= Nambiyath Puthansurayil Balakrishnan =

Nambiyath Puthansurayil Balakrishnan (1935 – 2024) was an Indian botanist. He served with the Botanical Survey of India (BSI), where he was a plant collector, researcher, administrator, and author and editor of numerous articles and books on Indian flora.

Balakrishnan received an MA in botany from the University of Madras in 1958. In 1967 he received an MSc in plant taxonomy from the University of Liverpool in England. He received a PhD in 1972 from Gauhati University, India for his work on the Flora of Jowai, published in 1981.
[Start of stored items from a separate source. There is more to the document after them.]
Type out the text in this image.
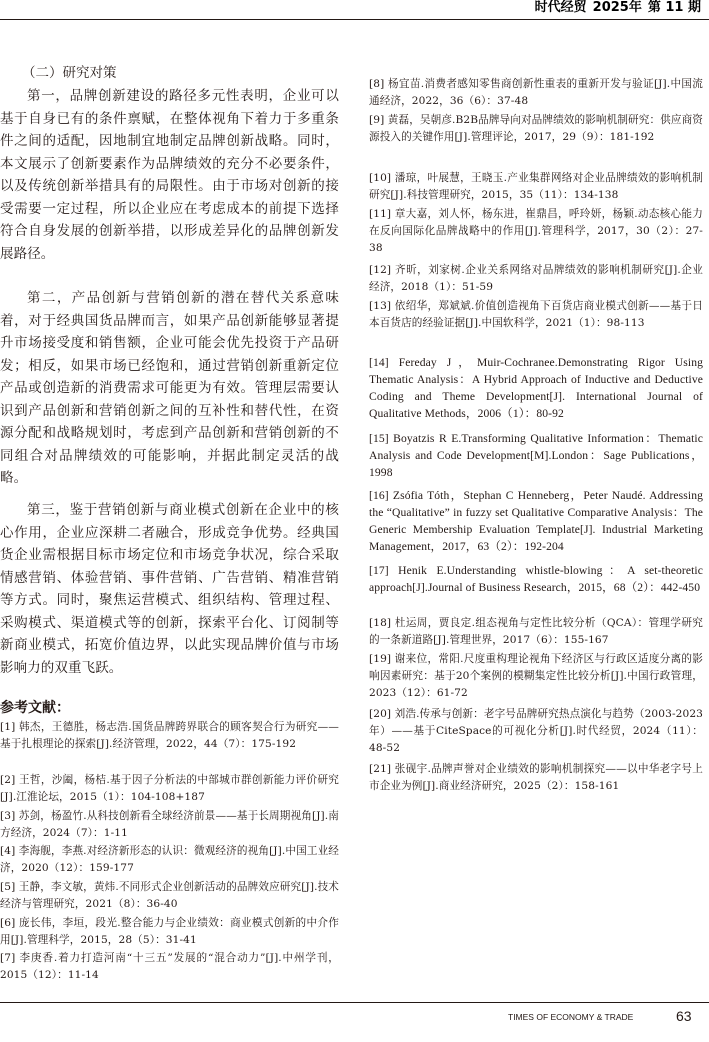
时代经贸 2025年 第 11 期
（二）研究对策

第一，品牌创新建设的路径多元性表明，企业可以基于自身已有的条件禀赋，在整体视角下着力于多重条件之间的适配，因地制宜地制定品牌创新战略。同时，本文展示了创新要素作为品牌绩效的充分不必要条件，以及传统创新举措具有的局限性。由于市场对创新的接受需要一定过程，所以企业应在考虑成本的前提下选择符合自身发展的创新举措，以形成差异化的品牌创新发展路径。

第二，产品创新与营销创新的潜在替代关系意味着，对于经典国货品牌而言，如果产品创新能够显著提升市场接受度和销售额，企业可能会优先投资于产品研发；相反，如果市场已经饱和，通过营销创新重新定位产品或创造新的消费需求可能更为有效。管理层需要认识到产品创新和营销创新之间的互补性和替代性，在资源分配和战略规划时，考虑到产品创新和营销创新的不同组合对品牌绩效的可能影响，并据此制定灵活的战略。

第三，鉴于营销创新与商业模式创新在企业中的核心作用，企业应深耕二者融合，形成竞争优势。经典国货企业需根据目标市场定位和市场竞争状况，综合采取情感营销、体验营销、事件营销、广告营销、精准营销等方式。同时，聚焦运营模式、组织结构、管理过程、采购模式、渠道模式等的创新，探索平台化、订阅制等新商业模式，拓宽价值边界，以此实现品牌价值与市场影响力的双重飞跃。

参考文献：

[1] 韩杰，王德胜，杨志浩.国货品牌跨界联合的顾客契合行为研究——基于扎根理论的探索[J].经济管理，2022，44（7）：175-192

[2] 王哲，沙阖，杨桔.基于因子分析法的中部城市群创新能力评价研究[J].江淮论坛，2015（1）：104-108+187

[3] 苏剑，杨盈竹.从科技创新看全球经济前景——基于长周期视角[J].南方经济，2024（7）：1-11

[4] 李海舰，李燕.对经济新形态的认识：微观经济的视角[J].中国工业经济，2020（12）：159-177

[5] 王静，李文敏，黄炜.不同形式企业创新活动的品牌效应研究[J].技术经济与管理研究，2021（8）：36-40

[6] 庞长伟，李垣，段光.整合能力与企业绩效：商业模式创新的中介作用[J].管理科学，2015，28（5）：31-41

[7] 李庚香.着力打造河南“十三五”发展的“混合动力”[J].中州学刊，2015（12）：11-14

[8] 杨宜苗.消费者感知零售商创新性重表的重新开发与验证[J].中国流通经济，2022，36（6）：37-48

[9] 黄磊，吴朝彦.B2B品牌导向对品牌绩效的影响机制研究：供应商资源投入的关键作用[J].管理评论，2017，29（9）：181-192

[10] 潘琼，叶展慧，王晓玉.产业集群网络对企业品牌绩效的影响机制研究[J].科技管理研究，2015，35（11）：134-138

[11] 章大嘉，刘人怀，杨东进，崔鼎昌，呼玲妍，杨颖.动态核心能力在反向国际化品牌战略中的作用[J].管理科学，2017，30（2）：27-38

[12] 齐昕，刘家树.企业关系网络对品牌绩效的影响机制研究[J].企业经济，2018（1）：51-59

[13] 依绍华，郑斌斌.价值创造视角下百货店商业模式创新——基于日本百货店的经验证据[J].中国软科学，2021（1）：98-113

[14] Fereday J，Muir-Cochranee.Demonstrating Rigor Using Thematic Analysis：A Hybrid Approach of Inductive and Deductive Coding and Theme Development[J]. International Journal of Qualitative Methods，2006（1）：80-92

[15] Boyatzis R E.Transforming Qualitative Information：Thematic Analysis and Code Development[M].London：Sage Publications，1998

[16] Zsófia Tóth，Stephan C Henneberg，Peter Naudé. Addressing the “Qualitative” in fuzzy set Qualitative Comparative Analysis：The Generic Membership Evaluation Template[J]. Industrial Marketing Management，2017，63（2）：192-204

[17] Henik E.Understanding whistle-blowing：A set-theoretic approach[J].Journal of Business Research，2015，68（2）：442-450

[18] 杜运周，贾良定.组态视角与定性比较分析（QCA）：管理学研究的一条新道路[J].管理世界，2017（6）：155-167

[19] 谢来位，常阳.尺度重构理论视角下经济区与行政区适度分离的影响因素研究：基于20个案例的模糊集定性比较分析[J].中国行政管理，2023（12）：61-72

[20] 刘浩.传承与创新：老字号品牌研究热点演化与趋势（2003-2023年）——基于CiteSpace的可视化分析[J].时代经贸，2024（11）：48-52

[21] 张砚宇.品牌声誉对企业绩效的影响机制探究——以中华老字号上市企业为例[J].商业经济研究，2025（2）：158-161

TIMES OF ECONOMY & TRADE	63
He joined the Botanical Survey of India in 1958 and served until his retirement in 1993. He worked in the BSI offices at Allahabad, Coimbatore, Howrah, Port Blair, and Shillong. During his 11 years at Port Blair in the Andaman Islands he oversaw the creation of India's first air-conditioned herbarium and helped establish the Andaman-Nicobar Circle of the Botanical Survey of India. At the time of his retirement he was Joint Director of the BSI, based at the Madras Herbarium in Coimbatore. After retirement he served as an Emeritus Scientist at the BSI.
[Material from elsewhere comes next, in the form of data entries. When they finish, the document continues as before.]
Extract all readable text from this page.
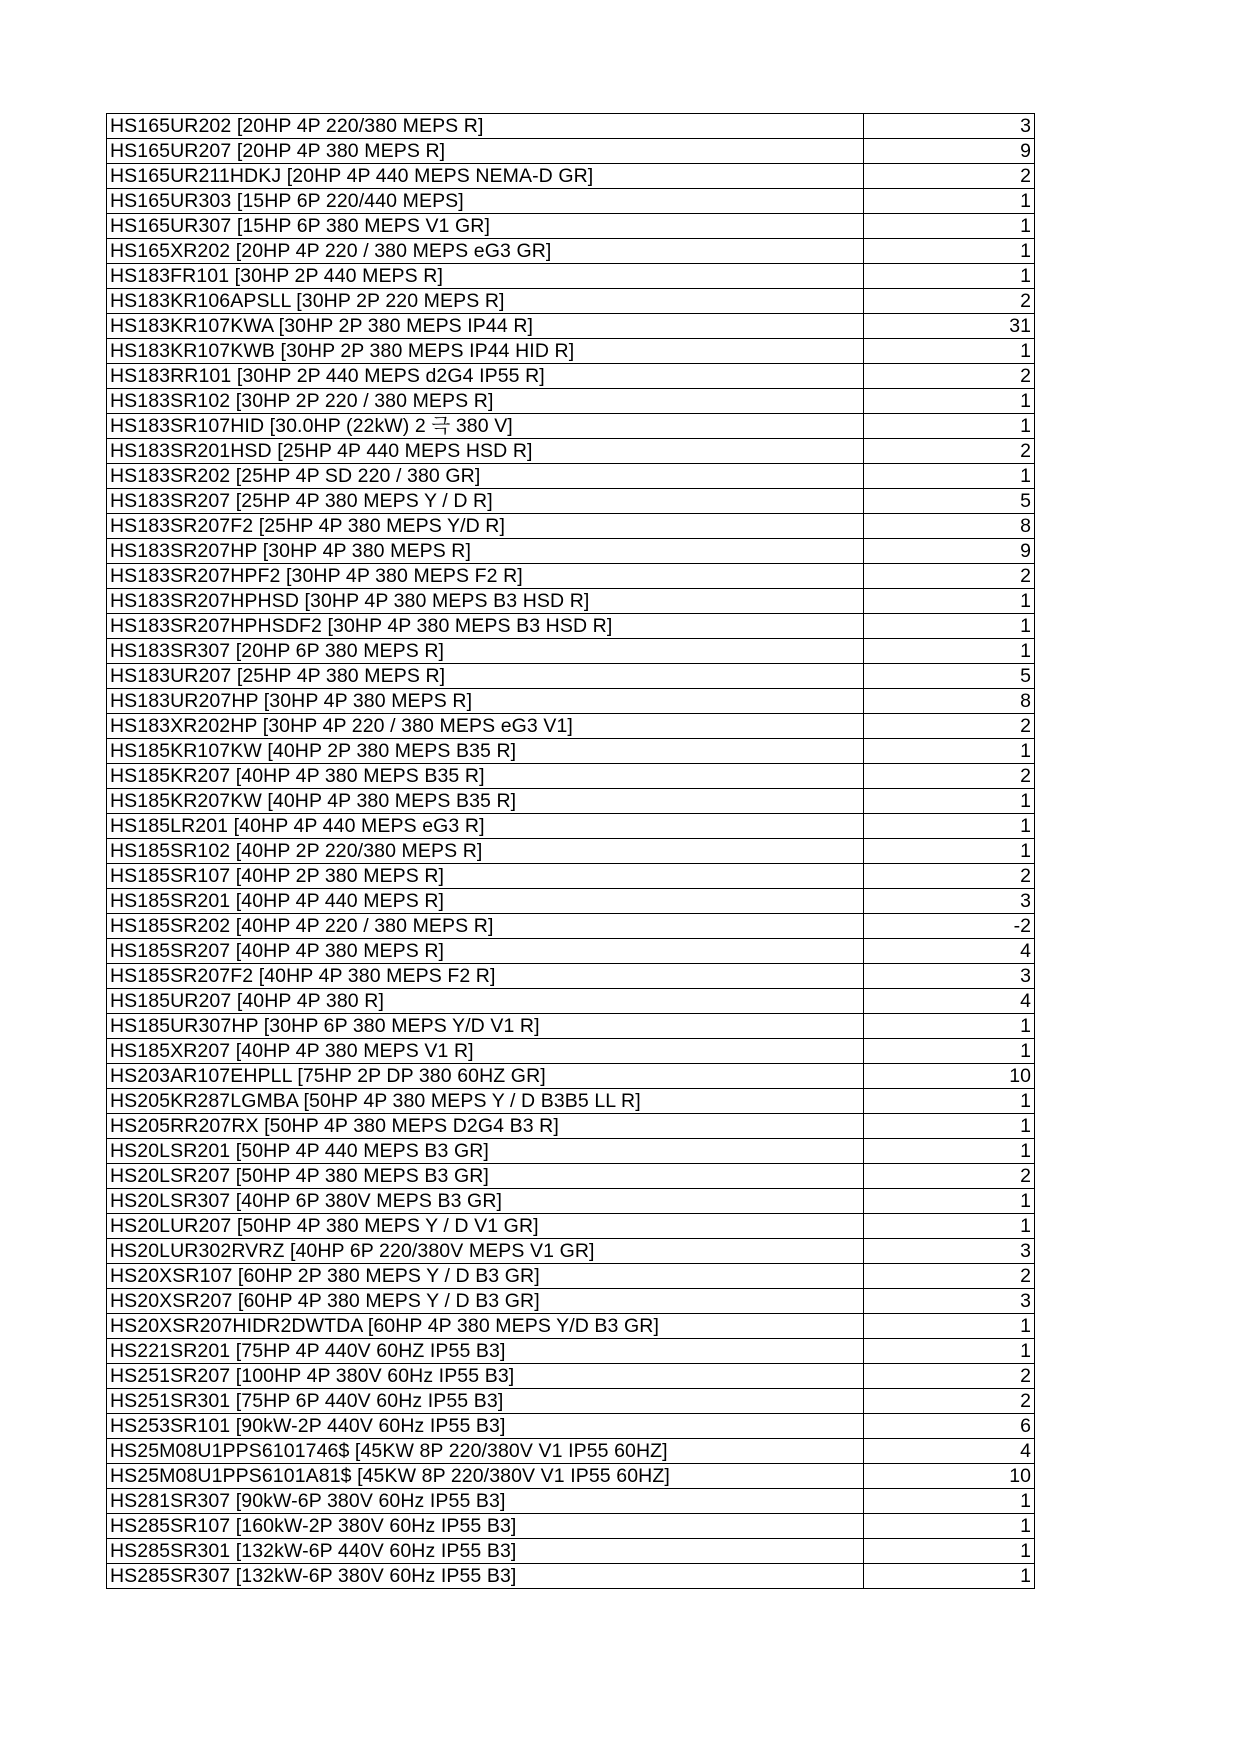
HS165UR202 [20HP 4P 220/380 MEPS R]	3
HS165UR207 [20HP 4P 380 MEPS R]	9
HS165UR211HDKJ [20HP 4P 440 MEPS NEMA-D GR]	2
HS165UR303 [15HP 6P 220/440 MEPS]	1
HS165UR307 [15HP 6P 380 MEPS V1 GR]	1
HS165XR202 [20HP 4P 220 / 380 MEPS eG3 GR]	1
HS183FR101 [30HP 2P 440 MEPS R]	1
HS183KR106APSLL [30HP 2P 220 MEPS R]	2
HS183KR107KWA [30HP 2P 380 MEPS IP44 R]	31
HS183KR107KWB [30HP 2P 380 MEPS IP44 HID R]	1
HS183RR101 [30HP 2P 440 MEPS d2G4 IP55 R]	2
HS183SR102 [30HP 2P 220 / 380 MEPS R]	1
HS183SR107HID [30.0HP (22kW) 2 극 380 V]	1
HS183SR201HSD [25HP 4P 440 MEPS HSD R]	2
HS183SR202 [25HP 4P SD 220 / 380 GR]	1
HS183SR207 [25HP 4P 380 MEPS Y / D R]	5
HS183SR207F2 [25HP 4P 380 MEPS Y/D R]	8
HS183SR207HP [30HP 4P 380 MEPS R]	9
HS183SR207HPF2 [30HP 4P 380 MEPS F2 R]	2
HS183SR207HPHSD [30HP 4P 380 MEPS B3 HSD R]	1
HS183SR207HPHSDF2 [30HP 4P 380 MEPS B3 HSD R]	1
HS183SR307 [20HP 6P 380 MEPS R]	1
HS183UR207 [25HP 4P 380 MEPS R]	5
HS183UR207HP [30HP 4P 380 MEPS R]	8
HS183XR202HP [30HP 4P 220 / 380 MEPS eG3 V1]	2
HS185KR107KW [40HP 2P 380 MEPS B35 R]	1
HS185KR207 [40HP 4P 380 MEPS B35 R]	2
HS185KR207KW [40HP 4P 380 MEPS B35 R]	1
HS185LR201 [40HP 4P 440 MEPS eG3 R]	1
HS185SR102 [40HP 2P 220/380 MEPS R]	1
HS185SR107 [40HP 2P 380 MEPS R]	2
HS185SR201 [40HP 4P 440 MEPS R]	3
HS185SR202 [40HP 4P 220 / 380 MEPS R]	-2
HS185SR207 [40HP 4P 380 MEPS R]	4
HS185SR207F2 [40HP 4P 380 MEPS F2 R]	3
HS185UR207 [40HP 4P 380 R]	4
HS185UR307HP [30HP 6P 380 MEPS Y/D V1 R]	1
HS185XR207 [40HP 4P 380 MEPS V1 R]	1
HS203AR107EHPLL [75HP 2P DP 380 60HZ GR]	10
HS205KR287LGMBA [50HP 4P 380 MEPS Y / D B3B5 LL R]	1
HS205RR207RX [50HP 4P 380 MEPS D2G4 B3 R]	1
HS20LSR201 [50HP 4P 440 MEPS B3 GR]	1
HS20LSR207 [50HP 4P 380 MEPS B3 GR]	2
HS20LSR307 [40HP 6P 380V MEPS B3 GR]	1
HS20LUR207 [50HP 4P 380 MEPS Y / D V1 GR]	1
HS20LUR302RVRZ [40HP 6P 220/380V MEPS V1 GR]	3
HS20XSR107 [60HP 2P 380 MEPS Y / D B3 GR]	2
HS20XSR207 [60HP 4P 380 MEPS Y / D B3 GR]	3
HS20XSR207HIDR2DWTDA [60HP 4P 380 MEPS Y/D B3 GR]	1
HS221SR201 [75HP 4P 440V 60HZ IP55 B3]	1
HS251SR207 [100HP 4P 380V 60Hz IP55 B3]	2
HS251SR301 [75HP 6P 440V 60Hz IP55 B3]	2
HS253SR101 [90kW-2P 440V 60Hz IP55 B3]	6
HS25M08U1PPS6101746$ [45KW 8P 220/380V V1 IP55 60HZ]	4
HS25M08U1PPS6101A81$ [45KW 8P 220/380V V1 IP55 60HZ]	10
HS281SR307 [90kW-6P 380V 60Hz IP55 B3]	1
HS285SR107 [160kW-2P 380V 60Hz IP55 B3]	1
HS285SR301 [132kW-6P 440V 60Hz IP55 B3]	1
HS285SR307 [132kW-6P 380V 60Hz IP55 B3]	1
Balakrishnan was an authority on the Eriocaulaceae and Euphorbiaceae plant families in India. He published nearly 200 scientific articles and authored six books. He has contributed to floras of Tamil Nadu (1989) and Madhya Pradesh (1992), and was an editor of volumes 1, 2 and 23 of the Flora of India. His associates and co-authors include Francis Raymond Fosberg and Tapas Chakrabarty. He continued his research as an emeritus scientist, particularly on the taxonomy of Indian Euphorbiaceae.

Balakrishnan is responsible for collecting about 12,000 herbarium specimens, with significant collections from central and peninsular India, Assam, Meghalaya, Bhutan, and the Andaman and Nicobar Islands. He published 346 botanical names.

In 2003 he served as President of Indian Association for Angiosperm Taxonomy. In 2006 Balakrishnan was awarded the EK Janaki Ammal National Award in Plant Taxonomy by the Indian government's Ministry of Environment and Forests.